We have also been evolving towards a lean data lake infrastructure that allows for more flexible data ingestion processes and data consumption methods beyond the schema-on-read ELT approach. The lean approach leverages the AWS S3 instead of HDFS as the foundation for the data lake to accommodate different data types and their constantly-evolving nature.

What skill sets would you recommend graduate student researchers have, who are in the process of transitioning to a Data Science industry? Does domain expertise still matter in the era of data science, ML, and AI?

Data science requires a combination of biomedical/industry understanding, big data engineering know how, and mathematical/statistical training. In today’s biopharma industry, I see data science as the necessary balance on the scale. Domain expertise will always be important, but it is too heavily depended upon. Technological capabilities and data will continue to grow exponentially, and it is up to data scientists to work with the domain subject matter experts to more broadly utilize data to bring greater business insight and, ultimately, create more efficient organizations.

How do you define data curation?

Data curation is the thoughtful and deliberate management of data, including cleansing, transformation and proper annotation / cataloguing. It ensures that data can be effectively consumed and integrated for business insight and organizational decision-making.

How big is the problem of messy data (missing metadata, data that is not FAIR) as a roadblock for data science? Can you discuss tricks and tips to streamline the data cleaning part of data sciences?

It is a problem and is exactly why data sciences needs to be foundational to an organization. On their own, organizations will continue to think of data in functional silos. Data science brings the horizontal perspective to an organization’s data. A data sciences group must be persistent in its foundational aspects and work to establish a data culture. Machine learning can also help with the messy data problem. We need to continue to get better in our ability to use machine learning algorithms and applications to answer important questions for our organizations.

ROI & economics are not to be forgotten talking about data science. How do you calculate ROI of your data science efforts?

For each data sciences project we create an impact statement. The impact statement articulates new capabilities, new learnings/awareness, efficiency gains, and cost savings for the organization.

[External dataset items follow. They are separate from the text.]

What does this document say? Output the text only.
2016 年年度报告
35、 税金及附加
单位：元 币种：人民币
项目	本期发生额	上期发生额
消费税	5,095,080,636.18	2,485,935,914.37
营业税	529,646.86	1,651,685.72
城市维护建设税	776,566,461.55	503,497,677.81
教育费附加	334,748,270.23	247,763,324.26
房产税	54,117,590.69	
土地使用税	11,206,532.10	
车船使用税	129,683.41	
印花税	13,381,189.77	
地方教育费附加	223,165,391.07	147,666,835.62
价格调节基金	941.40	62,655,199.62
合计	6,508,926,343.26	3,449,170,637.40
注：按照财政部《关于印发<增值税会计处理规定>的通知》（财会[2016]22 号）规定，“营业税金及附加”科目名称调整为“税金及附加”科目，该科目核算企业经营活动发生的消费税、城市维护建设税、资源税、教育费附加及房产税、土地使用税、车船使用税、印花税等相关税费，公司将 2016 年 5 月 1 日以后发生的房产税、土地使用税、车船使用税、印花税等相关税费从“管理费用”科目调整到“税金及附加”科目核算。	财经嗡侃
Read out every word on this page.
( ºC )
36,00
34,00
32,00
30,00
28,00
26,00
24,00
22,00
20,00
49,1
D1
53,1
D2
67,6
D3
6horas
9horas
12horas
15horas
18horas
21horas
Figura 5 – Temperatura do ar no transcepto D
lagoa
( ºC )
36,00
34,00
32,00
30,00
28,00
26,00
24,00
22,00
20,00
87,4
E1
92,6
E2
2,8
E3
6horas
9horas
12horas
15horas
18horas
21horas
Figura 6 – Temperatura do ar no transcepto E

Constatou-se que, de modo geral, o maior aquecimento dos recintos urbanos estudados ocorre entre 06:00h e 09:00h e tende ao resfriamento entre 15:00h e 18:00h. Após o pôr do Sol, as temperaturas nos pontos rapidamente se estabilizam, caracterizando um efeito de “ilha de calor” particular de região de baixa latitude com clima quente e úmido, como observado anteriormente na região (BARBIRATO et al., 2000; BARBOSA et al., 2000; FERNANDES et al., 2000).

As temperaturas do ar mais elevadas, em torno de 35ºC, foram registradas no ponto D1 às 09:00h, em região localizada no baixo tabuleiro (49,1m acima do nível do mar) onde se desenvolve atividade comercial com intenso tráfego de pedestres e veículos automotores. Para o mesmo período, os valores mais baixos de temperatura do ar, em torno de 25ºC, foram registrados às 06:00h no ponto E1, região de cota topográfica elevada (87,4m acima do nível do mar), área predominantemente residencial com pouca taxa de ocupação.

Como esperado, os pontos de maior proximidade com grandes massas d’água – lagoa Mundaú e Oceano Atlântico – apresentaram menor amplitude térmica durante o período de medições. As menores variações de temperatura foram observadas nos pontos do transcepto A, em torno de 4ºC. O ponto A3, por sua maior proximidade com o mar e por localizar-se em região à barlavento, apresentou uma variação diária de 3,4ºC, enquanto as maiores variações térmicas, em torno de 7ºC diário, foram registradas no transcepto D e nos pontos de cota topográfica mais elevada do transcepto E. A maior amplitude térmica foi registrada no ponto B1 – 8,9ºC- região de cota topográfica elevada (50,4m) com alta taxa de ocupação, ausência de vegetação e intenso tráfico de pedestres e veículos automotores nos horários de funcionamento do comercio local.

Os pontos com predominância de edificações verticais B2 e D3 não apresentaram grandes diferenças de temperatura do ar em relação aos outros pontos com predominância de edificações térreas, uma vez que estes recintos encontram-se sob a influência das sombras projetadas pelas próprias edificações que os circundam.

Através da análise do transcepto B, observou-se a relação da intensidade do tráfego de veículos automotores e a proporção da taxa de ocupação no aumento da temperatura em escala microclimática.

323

Are there areas which you feel are ripe to apply data science tools which have not embraced them much yet?

Clinical Development Plans/Clinical Trials. I would like see data science strategies and digital tools more broadly and systematically utilized in in the planning and execution of today’s clinical development programs. We also need to continue to make progress on more experimental technologies, such as sensors, that don’t have a firm place in human experimentation but have tremendous potential.

Have you had any experience with data science methods being misused because the implementer did not fully understand the methodology?

I don’t have a specific example, but this is an important consideration. Data science methods must be thoughtfully and appropriately applied to any business problem. This is impossible for a data scientist to do in vacuum. For any project, there must be considerable interaction with the relevant subject matter experts to ensure the questions are clearly articulated, the data sources and methodologies are appropriately selected, and the limitations of both the data and the methodologies are understood. Overall, data science is very dynamic field and the biopharma industry community should continue to work to maximally leverage the data science potential.